Transfer Learning with Informative Priors: Simple Baselines Better than Previously Reported
Ethan Harvey, Mikhail Petrov, Michael C. Hughes
TL;DR
This work reevaluates Bayesian transfer learning with informative priors against standard initialization-based transfer across five datasets with small target sets. It shows that standard transfer learning can outperform previously reported gains from informative priors when hyperparameters are carefully tuned, and that dataset- dependent gains from informative priors exist, with isotropic priors often competitive. It also reveals substantial variability in the supposed mechanism of alignment between train and test loss landscapes, challenging the proposed explanation.
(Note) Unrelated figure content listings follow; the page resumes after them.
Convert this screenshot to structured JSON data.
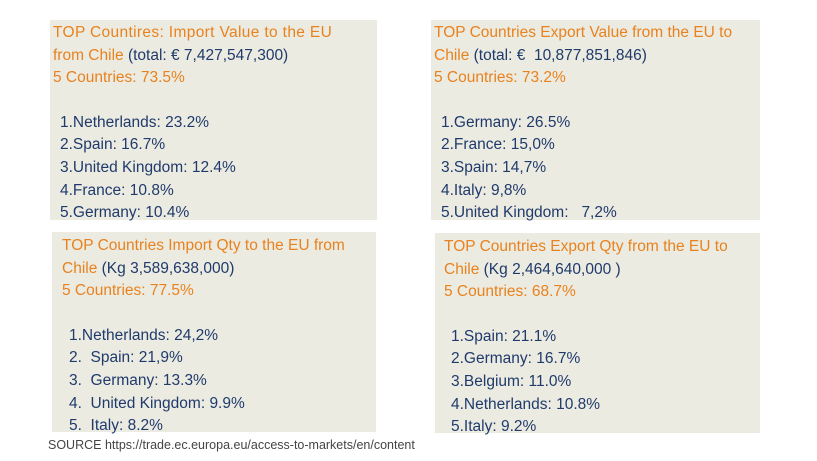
{
  "panels": [
    {
      "title_line1": "TOP Countires: Import Value to the EU",
      "title_line2_orange": "from Chile ",
      "title_line2_navy": "(total: € 7,427,547,300)",
      "subtitle": "5 Countries: 73.5%",
      "items": [
        "1.Netherlands: 23.2%",
        "2.Spain: 16.7%",
        "3.United Kingdom: 12.4%",
        "4.France: 10.8%",
        "5.Germany: 10.4%"
      ]
    },
    {
      "title_line1": "TOP Countries Export Value from the EU to",
      "title_line2_orange": "Chile ",
      "title_line2_navy": "(total: €  10,877,851,846)",
      "subtitle": "5 Countries: 73.2%",
      "items": [
        "1.Germany: 26.5%",
        "2.France: 15,0%",
        "3.Spain: 14,7%",
        "4.Italy: 9,8%",
        "5.United Kingdom:   7,2%"
      ]
    },
    {
      "title_line1": "TOP Countries Import Qty to the EU from",
      "title_line2_orange": "Chile ",
      "title_line2_navy": "(Kg 3,589,638,000)",
      "subtitle": "5 Countries: 77.5%",
      "items": [
        "1.Netherlands: 24,2%",
        "2.  Spain: 21,9%",
        "3.  Germany: 13.3%",
        "4.  United Kingdom: 9.9%",
        "5.  Italy: 8.2%"
      ]
    },
    {
      "title_line1": "TOP Countries Export Qty from the EU to",
      "title_line2_orange": "Chile ",
      "title_line2_navy": "(Kg 2,464,640,000 )",
      "subtitle": "5 Countries: 68.7%",
      "items": [
        "1.Spain: 21.1%",
        "2.Germany: 16.7%",
        "3.Belgium: 11.0%",
        "4.Netherlands: 10.8%",
        "5.Italy: 9.2%"
      ]
    }
  ],
  "source": "SOURCE https://trade.ec.europa.eu/access-to-markets/en/content",
  "colors": {
    "orange": "#e8821e",
    "navy": "#1f3a6b",
    "panel_bg": "#ecebe2"
  }
}
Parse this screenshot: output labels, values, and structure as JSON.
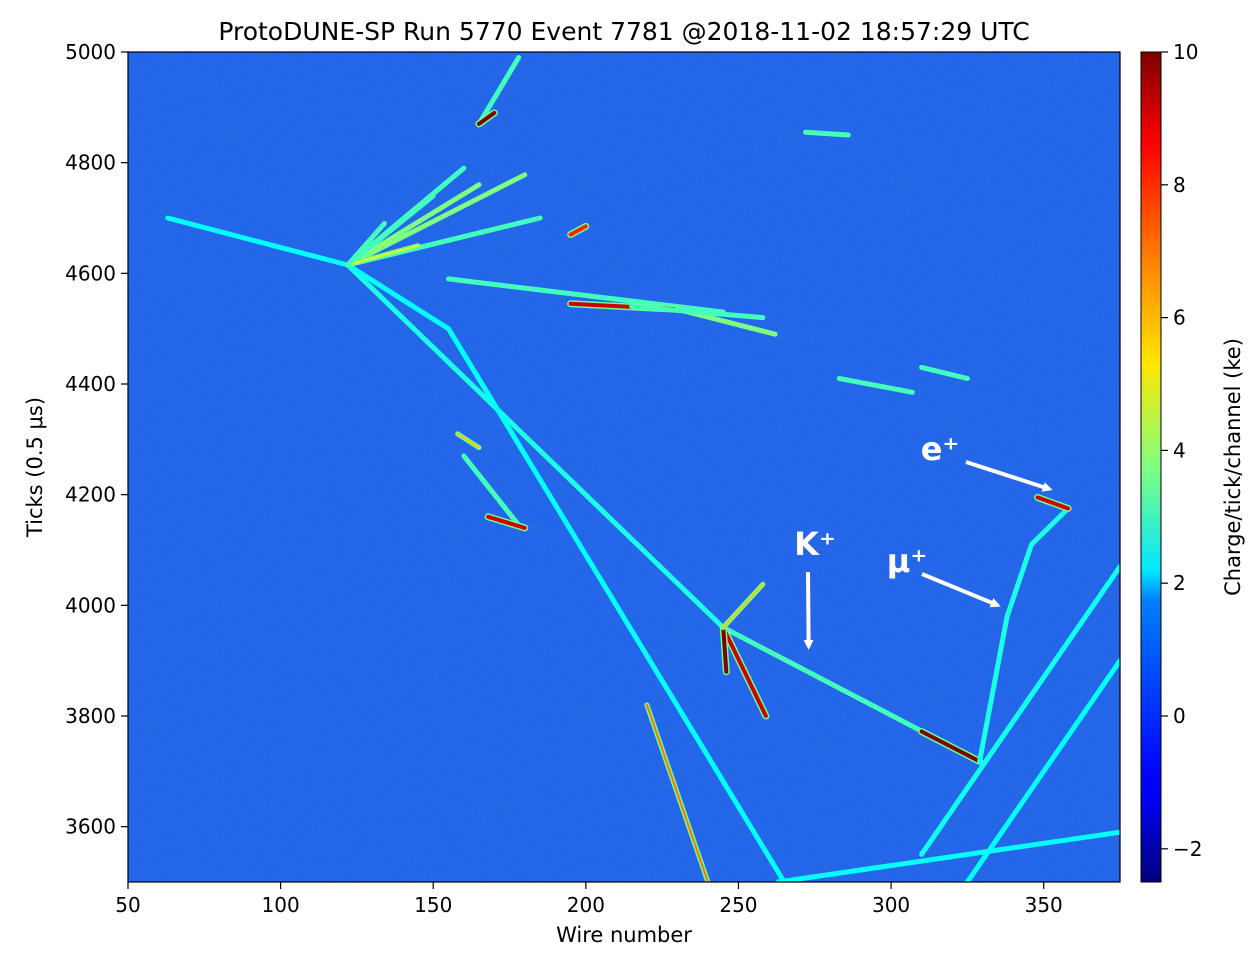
{
  "chart_data": {
    "type": "heatmap",
    "title": "ProtoDUNE-SP Run 5770 Event 7781 @2018-11-02 18:57:29 UTC",
    "xlabel": "Wire number",
    "ylabel": "Ticks (0.5 μs)",
    "xlim": [
      50,
      375
    ],
    "ylim": [
      3500,
      5000
    ],
    "x_ticks": [
      50,
      100,
      150,
      200,
      250,
      300,
      350
    ],
    "y_ticks": [
      3600,
      3800,
      4000,
      4200,
      4400,
      4600,
      4800,
      5000
    ],
    "colorbar": {
      "label": "Charge/tick/channel (ke)",
      "range": [
        -2.5,
        10
      ],
      "colormap": "jet",
      "ticks": [
        -2,
        0,
        2,
        4,
        6,
        8,
        10
      ],
      "tick_labels": [
        "−2",
        "0",
        "2",
        "4",
        "6",
        "8",
        "10"
      ]
    },
    "background_value": 0.5,
    "tracks": [
      {
        "name": "incoming beam track",
        "points": [
          [
            63,
            4700
          ],
          [
            122,
            4615
          ]
        ],
        "charge": 2.2
      },
      {
        "name": "long track to kaon decay vertex",
        "points": [
          [
            122,
            4615
          ],
          [
            245,
            3960
          ]
        ],
        "charge": 2.5
      },
      {
        "name": "long track to bottom",
        "points": [
          [
            122,
            4615
          ],
          [
            155,
            4500
          ],
          [
            265,
            3500
          ]
        ],
        "charge": 2.2
      },
      {
        "name": "kaon track",
        "points": [
          [
            245,
            3960
          ],
          [
            329,
            3718
          ]
        ],
        "charge": 3.0
      },
      {
        "name": "kaon stopping end",
        "points": [
          [
            310,
            3772
          ],
          [
            329,
            3718
          ]
        ],
        "charge": 10
      },
      {
        "name": "muon track",
        "points": [
          [
            329,
            3718
          ],
          [
            338,
            3980
          ],
          [
            346,
            4110
          ],
          [
            358,
            4175
          ]
        ],
        "charge": 2.5
      },
      {
        "name": "positron shower start",
        "points": [
          [
            348,
            4195
          ],
          [
            358,
            4175
          ]
        ],
        "charge": 9
      },
      {
        "name": "heavily ionizing track",
        "points": [
          [
            220,
            3820
          ],
          [
            240,
            3500
          ]
        ],
        "charge": 7
      },
      {
        "name": "heavily ionizing branch",
        "points": [
          [
            245,
            3960
          ],
          [
            259,
            3800
          ]
        ],
        "charge": 9
      },
      {
        "name": "vertex blob",
        "points": [
          [
            245,
            3960
          ],
          [
            246,
            3880
          ]
        ],
        "charge": 10
      },
      {
        "name": "short upward track",
        "points": [
          [
            245,
            3960
          ],
          [
            258,
            4038
          ]
        ],
        "charge": 6
      },
      {
        "name": "bottom crossing track",
        "points": [
          [
            263,
            3500
          ],
          [
            375,
            3590
          ]
        ],
        "charge": 2.2
      },
      {
        "name": "lower right track",
        "points": [
          [
            310,
            3550
          ],
          [
            375,
            4070
          ]
        ],
        "charge": 2.4
      },
      {
        "name": "lower right track 2",
        "points": [
          [
            325,
            3500
          ],
          [
            375,
            3900
          ]
        ],
        "charge": 2.2
      },
      {
        "name": "shower spray 1",
        "points": [
          [
            122,
            4615
          ],
          [
            180,
            4778
          ]
        ],
        "charge": 4
      },
      {
        "name": "shower spray 2",
        "points": [
          [
            122,
            4615
          ],
          [
            165,
            4760
          ]
        ],
        "charge": 4
      },
      {
        "name": "shower spray 3",
        "points": [
          [
            122,
            4615
          ],
          [
            185,
            4700
          ]
        ],
        "charge": 3
      },
      {
        "name": "shower spray 4",
        "points": [
          [
            122,
            4615
          ],
          [
            160,
            4790
          ]
        ],
        "charge": 3
      },
      {
        "name": "shower spray 5",
        "points": [
          [
            122,
            4615
          ],
          [
            150,
            4740
          ]
        ],
        "charge": 3
      },
      {
        "name": "shower spray 6",
        "points": [
          [
            122,
            4615
          ],
          [
            145,
            4650
          ]
        ],
        "charge": 5
      },
      {
        "name": "shower spray 7",
        "points": [
          [
            122,
            4615
          ],
          [
            134,
            4690
          ]
        ],
        "charge": 3
      },
      {
        "name": "secondary shower trunk",
        "points": [
          [
            155,
            4590
          ],
          [
            245,
            4530
          ]
        ],
        "charge": 3
      },
      {
        "name": "secondary shower core",
        "points": [
          [
            195,
            4545
          ],
          [
            230,
            4535
          ]
        ],
        "charge": 9
      },
      {
        "name": "secondary shower tail",
        "points": [
          [
            230,
            4535
          ],
          [
            262,
            4490
          ]
        ],
        "charge": 4
      },
      {
        "name": "secondary shower tail 2",
        "points": [
          [
            215,
            4540
          ],
          [
            258,
            4520
          ]
        ],
        "charge": 3
      },
      {
        "name": "delta ray top",
        "points": [
          [
            165,
            4870
          ],
          [
            178,
            4990
          ]
        ],
        "charge": 3
      },
      {
        "name": "top blob",
        "points": [
          [
            165,
            4870
          ],
          [
            170,
            4890
          ]
        ],
        "charge": 10
      },
      {
        "name": "upper right segment",
        "points": [
          [
            272,
            4855
          ],
          [
            286,
            4850
          ]
        ],
        "charge": 3
      },
      {
        "name": "mid segment",
        "points": [
          [
            283,
            4410
          ],
          [
            307,
            4385
          ]
        ],
        "charge": 3
      },
      {
        "name": "mid segment 2",
        "points": [
          [
            310,
            4430
          ],
          [
            325,
            4410
          ]
        ],
        "charge": 3
      },
      {
        "name": "lower left segment",
        "points": [
          [
            158,
            4310
          ],
          [
            165,
            4285
          ]
        ],
        "charge": 6
      },
      {
        "name": "lower left branch",
        "points": [
          [
            160,
            4270
          ],
          [
            178,
            4145
          ]
        ],
        "charge": 3
      },
      {
        "name": "lower left blob",
        "points": [
          [
            168,
            4160
          ],
          [
            180,
            4140
          ]
        ],
        "charge": 9
      },
      {
        "name": "segment near kaon",
        "points": [
          [
            200,
            4685
          ],
          [
            195,
            4670
          ]
        ],
        "charge": 8
      }
    ],
    "annotations": [
      {
        "text": "K⁺",
        "arrow_to": [
          273,
          3925
        ]
      },
      {
        "text": "μ⁺",
        "arrow_to": [
          335,
          4000
        ]
      },
      {
        "text": "e⁺",
        "arrow_to": [
          352,
          4210
        ]
      }
    ]
  },
  "icons": [
    "arrow-icon"
  ],
  "colors": {
    "background": "#1f5fe6",
    "text": "#000000",
    "annotation": "#ffffff"
  }
}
To support reproducibility, the authors release code and propose best practices favoring simple, well-tuned baselines over complex priors in most cases. Overall, the findings call for more careful experimental standards in transfer learning research.
Abstract
We pursue transfer learning to improve classifier accuracy on a target task with few labeled examples available for training. Recent work suggests that using a source task to learn a prior distribution over neural net weights, not just an initialization, can boost target task performance. In this study, we carefully compare transfer learning with and without source task informed priors across 5 datasets. We find that standard transfer learning informed by an initialization only performs far better than reported in previous comparisons. The relative gains of methods using informative priors over standard transfer learning vary in magnitude across datasets. For the scenario of 5-300 examples per class, we find negative or negligible gains on 2 datasets, modest gains (between 1.5-3 points of accuracy) on 2 other datasets, and substantial gains (>8 points) on one dataset. Among methods using informative priors, we find that an isotropic covariance appears competitive with learned low-rank covariance matrix while being substantially simpler to understand and tune. Further analysis suggests that the mechanistic justification for informed priors -- hypothesized improved alignment between train and test loss landscapes -- is not consistently supported due to high variability in empirical landscapes. We release code to allow independent reproduction of all experiments.